Moreover, whatever its second-order effects on tolerance toward sexual minorities might be, the legislation in question is a Hungarian matter. If subsidiarity means anything, it is that what is taught in Hungarian schools and how public service broadcasting is regulated is a matter of domestic policy. The EU itself is a project of economic integration and political cooperation—not a state-building project involving a cultural homogenization of Europe. As such, its proponents have to accept the fact that not all European societies are bound to embrace the expansive views of social tolerance and openness prevalent in Western Europe.
Even if Fidesz’s social conservatism verges on bigotry, that has very little bearing on other EU countries. In fact, much as in the case of the 2018 expulsion of Central European University from Budapest, if the new legislation accelerates the exodus of the urban and educated youth, Hungary’s loss will be its neighbors’ gain.
Finally, the over-the-top rhetoric from EU officialdom, not matched by any actions that the EU can reasonably take, erodes the bloc’s credibility—in the eyes of both Hungarians and their Western critics. Contrary to what Rutte suggests, the EU does not have any legal instrument that would enable it to kick out a rogue country—just like NATO has learned to live, for better and for worse, with Erdoğan’s Turkey (and Orbán’s Hungary) in its midst. Likewise, as long as Orbán still has one or two allies in other Eastern European capitals, the EU’s system for penalizing member states that violate the rule of law will be a dead letter.

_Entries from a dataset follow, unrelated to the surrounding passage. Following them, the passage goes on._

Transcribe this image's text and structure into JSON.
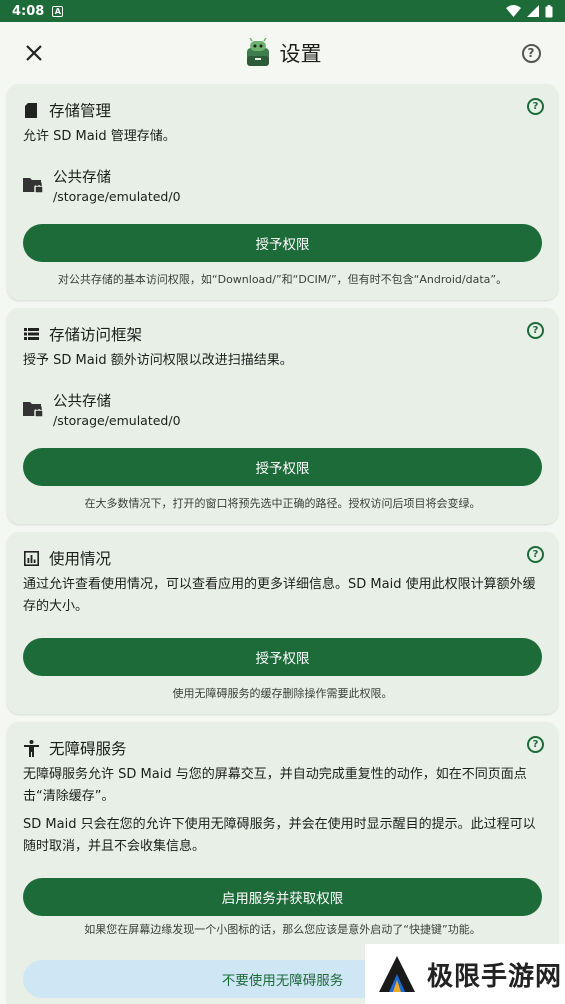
{
  "status_bar": {
    "time": "4:08",
    "notif_icon": "a-icon"
  },
  "toolbar": {
    "title": "设置"
  },
  "cards": [
    {
      "title": "存储管理",
      "desc": "允许 SD Maid 管理存储。",
      "storage_name": "公共存储",
      "storage_path": "/storage/emulated/0",
      "button": "授予权限",
      "note": "对公共存储的基本访问权限，如“Download/”和“DCIM/”，但有时不包含“Android/data”。"
    },
    {
      "title": "存储访问框架",
      "desc": "授予 SD Maid 额外访问权限以改进扫描结果。",
      "storage_name": "公共存储",
      "storage_path": "/storage/emulated/0",
      "button": "授予权限",
      "note": "在大多数情况下，打开的窗口将预先选中正确的路径。授权访问后项目将会变绿。"
    },
    {
      "title": "使用情况",
      "desc": "通过允许查看使用情况，可以查看应用的更多详细信息。SD Maid 使用此权限计算额外缓存的大小。",
      "button": "授予权限",
      "note": "使用无障碍服务的缓存删除操作需要此权限。"
    },
    {
      "title": "无障碍服务",
      "desc": "无障碍服务允许 SD Maid 与您的屏幕交互，并自动完成重复性的动作，如在不同页面点击“清除缓存”。",
      "desc2": "SD Maid 只会在您的允许下使用无障碍服务，并会在使用时显示醒目的提示。此过程可以随时取消，并且不会收集信息。",
      "button": "启用服务并获取权限",
      "note": "如果您在屏幕边缘发现一个小图标的话，那么您应该是意外启动了“快捷键”功能。",
      "button2": "不要使用无障碍服务"
    }
  ],
  "watermark": {
    "text": "极限手游网"
  },
  "colors": {
    "primary": "#1e6b3a",
    "card_bg": "#e8efe6",
    "page_bg": "#f4f7f2",
    "light_button": "#cfe6f5"
  }
}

That does not mean that the EU is completely helpless. Purely on the grounds of safeguarding the integrity of the EU’s financial resources, for example, the bloc missed a real opportunity to cut off countries facing severe rule-of-law issues from the Next Generation EU (NGEU), the €750-billion post-pandemic recovery package adopted by the EU last year. Hungarian and Polish threats to veto NGEU were hollow, as the remaining member states could have just moved ahead with the program without the countries under the rubric of “enhanced cooperation,” which allows coalitions of member states to roll out their own initiatives. Unfortunately, Merkel was not interested in a confrontation with the region’s budding strongmen (Orbán and Poland’s Andrzej Duda) and essentially capitulated to their demands, weakening the rule-of-law conditionalities entailed by NGEU.
To be sure, there are still ways to turn off the spigot of European taxpayers’ money to Orbán’s regime. European institutions should not be afraid to use them, particularly in light of the grotesque corruption involved in the disbursement of EU funds.
However, that is a different issue altogether from what is an inherently domestic controversy over a domestic policy matter. It is a sad testament to the priorities of Western Europe’s political class that it took a petty piece of domestic legislation, and not the long list of Budapest’s previous transgressions—from authoritarian practices and erosion of the rule of law to its cozying up to China and Russia—to finally stand up to Orbán.
Of course, the United States shares many of those concerns, particularly over Beijing’s rising influence in the region. Yet U.S. leverage over Orbán is limited, especially in comparison to that of European institutions. If the EU’s leadership cannot stop itself from embarking on a pointless progressive crusade, the Biden administration is doing a service to the cause of European democracy by keeping its powder dry.